The present invention relates to developing apparatuses for use in an electrophotographic copying machine or the like, and more specifically, to an improved developing apparatus in which a toner surface is provided spaced opposite an electrostatic latent image surface to define a very small gap therebetween, and an A.C. bias voltage is applied across the gap to let toner fly and attach to the latent image portion.
For an electrophotographic copying apparatus widely applied to electronic copying machines, facsimile equipment, printers and the like, there has been so far employed mainly a developing method such as a cascade method or a magnetic brush method. Recently, there has been an increasing demand for putting color recording to practical use. In order to meet such demand, studies have been made to develop an image on photosensitive material allowing the superimposed development of an unfixed image on a non-contact basis. This developing method is generally called a non-contact developing method, and its basic principle is described in British Pat.

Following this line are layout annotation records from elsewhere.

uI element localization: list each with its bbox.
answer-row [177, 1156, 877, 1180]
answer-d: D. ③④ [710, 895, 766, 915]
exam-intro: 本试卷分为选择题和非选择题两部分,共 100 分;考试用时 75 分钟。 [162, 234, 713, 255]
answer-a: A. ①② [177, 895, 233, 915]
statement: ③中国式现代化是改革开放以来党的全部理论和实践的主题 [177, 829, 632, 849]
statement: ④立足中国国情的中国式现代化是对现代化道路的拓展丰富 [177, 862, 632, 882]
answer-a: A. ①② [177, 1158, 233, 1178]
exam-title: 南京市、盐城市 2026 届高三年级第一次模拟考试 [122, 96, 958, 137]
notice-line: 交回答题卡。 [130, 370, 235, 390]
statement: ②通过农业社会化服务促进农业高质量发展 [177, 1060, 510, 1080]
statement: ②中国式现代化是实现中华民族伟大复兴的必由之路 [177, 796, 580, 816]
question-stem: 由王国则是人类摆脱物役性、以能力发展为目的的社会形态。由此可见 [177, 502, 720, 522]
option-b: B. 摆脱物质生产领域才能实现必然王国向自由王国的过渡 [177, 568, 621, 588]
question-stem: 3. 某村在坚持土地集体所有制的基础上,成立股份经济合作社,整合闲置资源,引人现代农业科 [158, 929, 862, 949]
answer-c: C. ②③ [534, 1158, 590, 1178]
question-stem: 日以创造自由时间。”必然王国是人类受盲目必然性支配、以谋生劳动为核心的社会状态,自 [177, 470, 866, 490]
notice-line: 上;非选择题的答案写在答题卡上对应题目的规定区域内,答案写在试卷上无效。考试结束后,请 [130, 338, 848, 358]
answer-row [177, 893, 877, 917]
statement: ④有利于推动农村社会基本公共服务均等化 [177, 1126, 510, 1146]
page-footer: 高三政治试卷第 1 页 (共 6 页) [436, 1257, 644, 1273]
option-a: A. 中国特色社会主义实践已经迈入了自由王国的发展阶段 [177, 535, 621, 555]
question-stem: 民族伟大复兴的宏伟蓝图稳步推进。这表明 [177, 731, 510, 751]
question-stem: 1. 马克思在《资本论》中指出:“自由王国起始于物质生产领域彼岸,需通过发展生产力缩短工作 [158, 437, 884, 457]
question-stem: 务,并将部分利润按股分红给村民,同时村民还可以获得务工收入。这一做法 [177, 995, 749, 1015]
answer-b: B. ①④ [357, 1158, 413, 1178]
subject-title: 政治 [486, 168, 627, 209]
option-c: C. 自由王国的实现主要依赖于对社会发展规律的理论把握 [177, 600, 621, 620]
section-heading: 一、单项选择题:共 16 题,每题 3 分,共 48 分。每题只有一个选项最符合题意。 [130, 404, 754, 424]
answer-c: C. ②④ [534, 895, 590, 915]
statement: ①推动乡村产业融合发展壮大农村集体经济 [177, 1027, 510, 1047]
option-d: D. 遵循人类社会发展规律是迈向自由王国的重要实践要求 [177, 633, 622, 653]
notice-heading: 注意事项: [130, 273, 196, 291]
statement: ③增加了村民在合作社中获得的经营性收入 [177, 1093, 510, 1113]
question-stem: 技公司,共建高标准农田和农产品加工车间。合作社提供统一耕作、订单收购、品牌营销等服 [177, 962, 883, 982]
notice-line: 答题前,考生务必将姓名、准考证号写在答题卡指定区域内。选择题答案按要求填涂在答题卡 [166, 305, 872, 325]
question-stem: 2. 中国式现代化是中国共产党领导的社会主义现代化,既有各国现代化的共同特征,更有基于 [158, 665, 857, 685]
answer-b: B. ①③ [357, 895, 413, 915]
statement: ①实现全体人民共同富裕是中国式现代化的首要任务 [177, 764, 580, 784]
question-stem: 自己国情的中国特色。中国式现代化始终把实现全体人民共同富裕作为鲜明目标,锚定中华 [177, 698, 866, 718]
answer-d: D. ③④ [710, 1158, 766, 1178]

No. 1,458,766, and U.S. Pat. Nos. 3,866,574 and 3,893,418. According to the inventions shown in these Patents, a cylindrical roll whose surface carriers a uniform thin layer of toner is provided close to an electrostatic latent image surface on photosensitive material (the gap therebetween is between about 5 and 500 .mu.m) and a biased A.C. voltage is applied to the gap thereby causing the toner to vibratingly fly so as to selectively attach the toner to the electrostatic latent image portion having a potential higher than a predetermined level. U.S. Pat. No. 3,893,418 discloses a developing method wherein graduation reproducibility is selected through frequency switching on the basis of the fact that the property of a developed image varies depending on the frequency of an applied A.C. voltage.
As a result of investigations into such non-contact developing methods, it has been found that, in addition to the conventional analysis that the toner flying characteristic depends largely on such external factors as the magnitude and frequency of the applied A.C. voltage, the properties and conditions of toner itself are greatly affected by these external factors and thus it is substantially meaningless to determine the developing conditions only with reference to these external factors.
That is, it has been found that in non-contact developing systems the requirements of the A.C. voltage to be applied vary depending on the amount of electricity charged in the toner and on the particle diameter (weight) of the toner, and that the optimum frequency and voltage for the highest toner flying sensitivity also vary from toner to toner. Consequently, to compensate for variations in toner it is necessary to have some means capable of adjusting the A.C. voltage with reference to variations in the charged amount and the diameter of the toner particles in actual application. In order words, the conventional non-contact developing system which does not make such adjustments requires toner having only small variations in charged amount and particle diameter. Such toner is difficult and expensive to produce. According to the current toner production techniques, it is actually inevitable that such properties of toner vary to some extent. For this reason, toner's flying efficiency and developed result are not currently satisfactory.
Further, the conventional developing method of applying a voltage of constant frequency is defective in that, though the method can provide a high resolving power because only a narrow range of specific toner particles can fly, it has a poor image denseness and gradation reproducibility compared with the conventional magnetic brush developing method.
In order to solve the above problems, the present inventor has proposed a developing apparatus in U.S. Patent Application Ser. No. 739,878; filed May 31, 1985. In this apparatus, an A.C. voltage having a plurality of frequencies is applied during developing to compensate for variations in the distribution of toner characteristics over a comparatively wide range.